I have a Canon 20D, Sigma 180 Macro and Sigma 1.4x teleconverter.   Looking for best flash setup for photographing butterflies.  Appreciate any advice/recommendations.


----------



## Derrel (Aug 3, 2010)

A few summers ago, I used my Sigma 180 macro with a small, roughly 5x7 inch air-filled softbox as my diffuser, to photograph swallowtail butterflies. The softbox I used was made by Photoflex, but there are very similar ones made by LumiQuest, as well as other manufacturers. You can use this small softbox with a flash located on the hotshoe, or with the flash connected to the camera with a TTL remote control cord, and the flash held off to the side and above in either your left hand, or by an assistant, or on a flash bracket setup.

At close distances, the flash is very powerful,and one trick you might learn is that dialing the flash down in power gives ultra-quick recycling,and also shorter flash durations which will stop motion pretty well. Another thing to note: you can use the magnification scale on the Sigma 180mm lens as a rough guide to the exposure in f/stop that is needed at the different magnification ratios on the focusing scale.

THink somewhwrre in the  1/4 power to 1/8 power manual flash levels for butterfly close-uops at very close distances, at f/13 or so. The Siggy is pretty good at f/13,and that will help you to get a good background expousure during the daytime during the summer months. Set the camera shutter speeded to its fastest flash synchronization speed, often 1/200,and that will handle most of the daylight in the background.


----------



## NateS (Aug 3, 2010)

I'm with Derrell on this one.  I shoot a 180mm macro exclusively and I have a roughly 3.5 x 5 inch softbox I use...now I manage to make it work but I have it setup and swiveled forward past the lens by a good 3-4 inches which is a bit of a pain.  A 5x7 softbox would give much nicer light and allow more flexibility with placement.  5x7 is actually on my shortlist.


----------



## ltlredwagon (Aug 5, 2010)

Thanks very much Derrel & Nate.  I'll follow up on this. Bob


----------



## Overread (Aug 5, 2010)

1+ to what Derral and Nates said as that is my setup as well (though I use a 150mm instead of 180mm but its pretty much the same with regard to macro). I tend to find that auto flash tends to be pretty good for most macro work, though do expect to use some flashexposure compensation from time to time. I also make use of the FEC button (the * button) to fix the flash exposure based on a bright/reflective point on the subject to try and preserve highlights.
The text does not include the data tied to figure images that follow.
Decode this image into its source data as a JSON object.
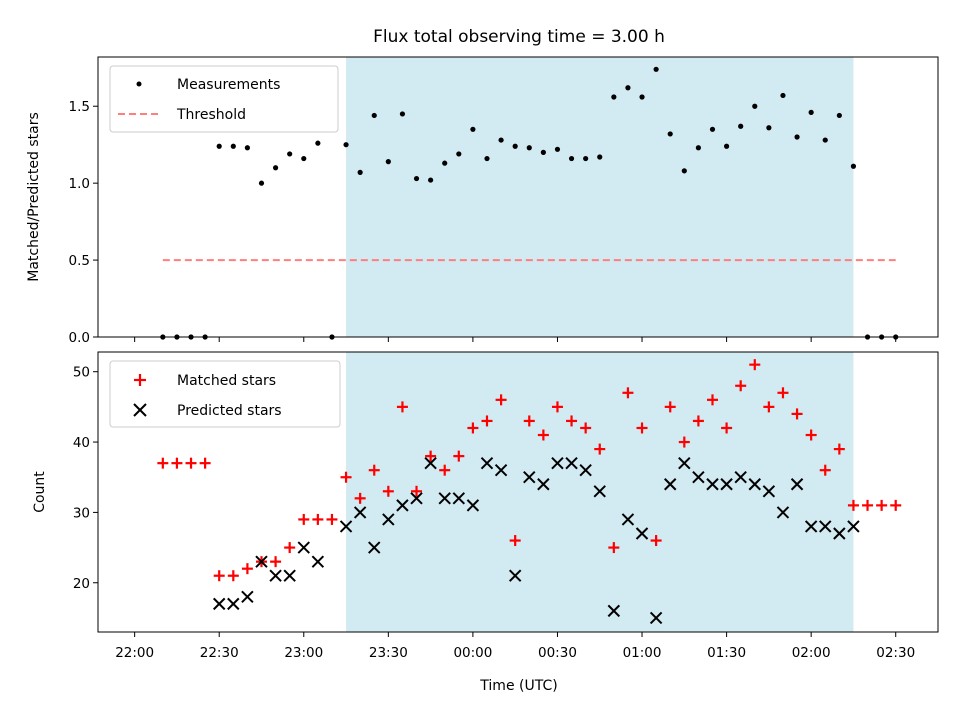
{
  "chart_data": [
    {
      "type": "scatter",
      "title": "Flux total observing time = 3.00 h",
      "xlabel": "",
      "ylabel": "Matched/Predicted stars",
      "ylim": [
        0,
        1.82
      ],
      "yticks": [
        "0.0",
        "0.5",
        "1.0",
        "1.5"
      ],
      "ytick_values": [
        0,
        0.5,
        1.0,
        1.5
      ],
      "threshold": {
        "name": "Threshold",
        "value": 0.5,
        "x_start": 10,
        "x_end": 270,
        "color": "#ff7f7f"
      },
      "highlight_span": {
        "x_start": 75,
        "x_end": 255,
        "color": "#add8e6"
      },
      "legend": {
        "placement": "upper left",
        "entries": [
          "Measurements",
          "Threshold"
        ]
      },
      "series": [
        {
          "name": "Measurements",
          "marker": "dot",
          "color": "#000000",
          "x": [
            10,
            15,
            20,
            25,
            30,
            35,
            40,
            45,
            50,
            55,
            60,
            65,
            70,
            75,
            80,
            85,
            90,
            95,
            100,
            105,
            110,
            115,
            120,
            125,
            130,
            135,
            140,
            145,
            150,
            155,
            160,
            165,
            170,
            175,
            180,
            185,
            190,
            195,
            200,
            205,
            210,
            215,
            220,
            225,
            230,
            235,
            240,
            245,
            250,
            255,
            260,
            265,
            270
          ],
          "y": [
            0,
            0,
            0,
            0,
            1.24,
            1.24,
            1.23,
            1.0,
            1.1,
            1.19,
            1.16,
            1.26,
            0,
            1.25,
            1.07,
            1.44,
            1.14,
            1.45,
            1.03,
            1.02,
            1.13,
            1.19,
            1.35,
            1.16,
            1.28,
            1.24,
            1.23,
            1.2,
            1.22,
            1.16,
            1.16,
            1.17,
            1.56,
            1.62,
            1.56,
            1.74,
            1.32,
            1.08,
            1.23,
            1.35,
            1.24,
            1.37,
            1.5,
            1.36,
            1.57,
            1.3,
            1.46,
            1.28,
            1.44,
            1.11,
            0,
            0,
            0
          ]
        }
      ]
    },
    {
      "type": "scatter",
      "title": "",
      "xlabel": "Time (UTC)",
      "ylabel": "Count",
      "ylim": [
        13,
        52.8
      ],
      "yticks": [
        "20",
        "30",
        "40",
        "50"
      ],
      "ytick_values": [
        20,
        30,
        40,
        50
      ],
      "xlim": [
        -13,
        285
      ],
      "xticks": [
        "22:00",
        "22:30",
        "23:00",
        "23:30",
        "00:00",
        "00:30",
        "01:00",
        "01:30",
        "02:00",
        "02:30"
      ],
      "xtick_values": [
        0,
        30,
        60,
        90,
        120,
        150,
        180,
        210,
        240,
        270
      ],
      "highlight_span": {
        "x_start": 75,
        "x_end": 255,
        "color": "#add8e6"
      },
      "legend": {
        "placement": "upper left",
        "entries": [
          "Matched stars",
          "Predicted stars"
        ]
      },
      "series": [
        {
          "name": "Matched stars",
          "marker": "plus",
          "color": "#ff0000",
          "x": [
            10,
            15,
            20,
            25,
            30,
            35,
            40,
            45,
            50,
            55,
            60,
            65,
            70,
            75,
            80,
            85,
            90,
            95,
            100,
            105,
            110,
            115,
            120,
            125,
            130,
            135,
            140,
            145,
            150,
            155,
            160,
            165,
            170,
            175,
            180,
            185,
            190,
            195,
            200,
            205,
            210,
            215,
            220,
            225,
            230,
            235,
            240,
            245,
            250,
            255,
            260,
            265,
            270
          ],
          "y": [
            37,
            37,
            37,
            37,
            21,
            21,
            22,
            23,
            23,
            25,
            29,
            29,
            29,
            35,
            32,
            36,
            33,
            45,
            33,
            38,
            36,
            38,
            42,
            43,
            46,
            26,
            43,
            41,
            45,
            43,
            42,
            39,
            25,
            47,
            42,
            26,
            45,
            40,
            43,
            46,
            42,
            48,
            51,
            45,
            47,
            44,
            41,
            36,
            39,
            31,
            31,
            31,
            31
          ]
        },
        {
          "name": "Predicted stars",
          "marker": "x",
          "color": "#000000",
          "x": [
            30,
            35,
            40,
            45,
            50,
            55,
            60,
            65,
            75,
            80,
            85,
            90,
            95,
            100,
            105,
            110,
            115,
            120,
            125,
            130,
            135,
            140,
            145,
            150,
            155,
            160,
            165,
            170,
            175,
            180,
            185,
            190,
            195,
            200,
            205,
            210,
            215,
            220,
            225,
            230,
            235,
            240,
            245,
            250,
            255
          ],
          "y": [
            17,
            17,
            18,
            23,
            21,
            21,
            25,
            23,
            28,
            30,
            25,
            29,
            31,
            32,
            37,
            32,
            32,
            31,
            37,
            36,
            21,
            35,
            34,
            37,
            37,
            36,
            33,
            16,
            29,
            27,
            15,
            34,
            37,
            35,
            34,
            34,
            35,
            34,
            33,
            30,
            34,
            28,
            28,
            27,
            28
          ]
        }
      ]
    }
  ]
}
Manual flash will work well and for macro (where the flash is the main light source) exposures can be fairly constant - however do keep an eye on the surroundings - moving from shade to open sunlit subjects will affect things.
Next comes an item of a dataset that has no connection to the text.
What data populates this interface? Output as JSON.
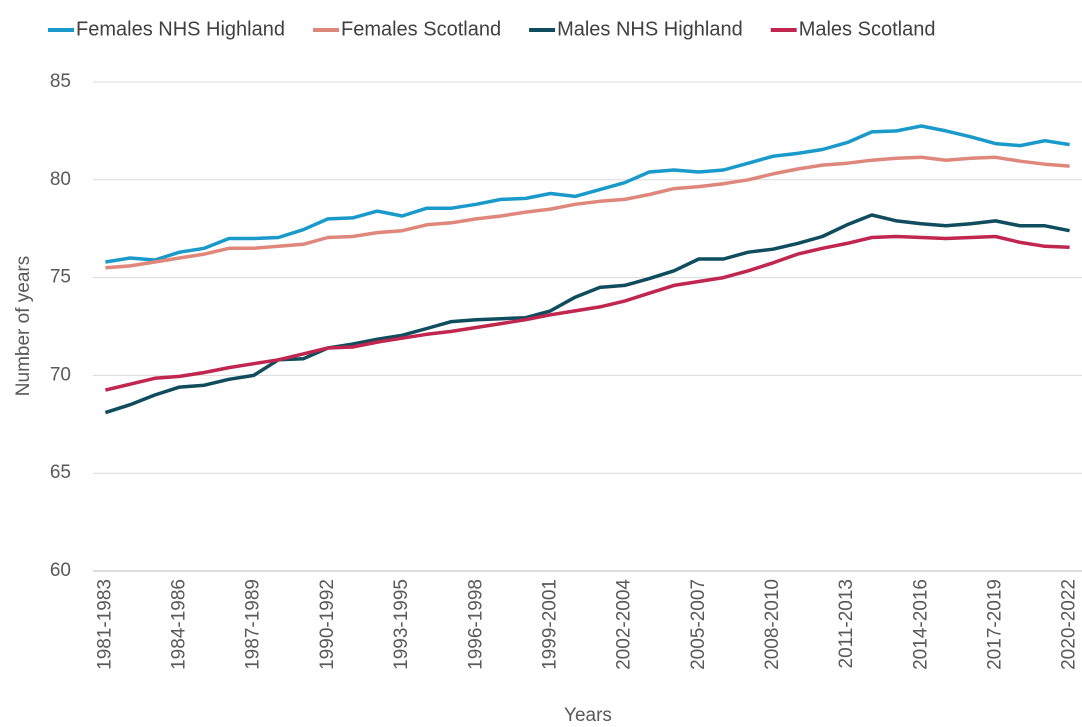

Also a point on ISO - if you keep your ISO low (100/200) most of the light will be from the flash when you use small apertures (eg f13) however if you raise the ISO up to say 400 or 800 even though you are still using flash for the majority of the light you are allowing more natural light to factor into the shot. This can be used creatively if you so choose whilst also letting you remain shooting handheld - of course you sacrifice some quality as you shoot with higher and higher ISOs. Ideally the best way to let natural light into the shot is to use a tripod/support and shoot with a slower shutter speed and less/no flash component.


----------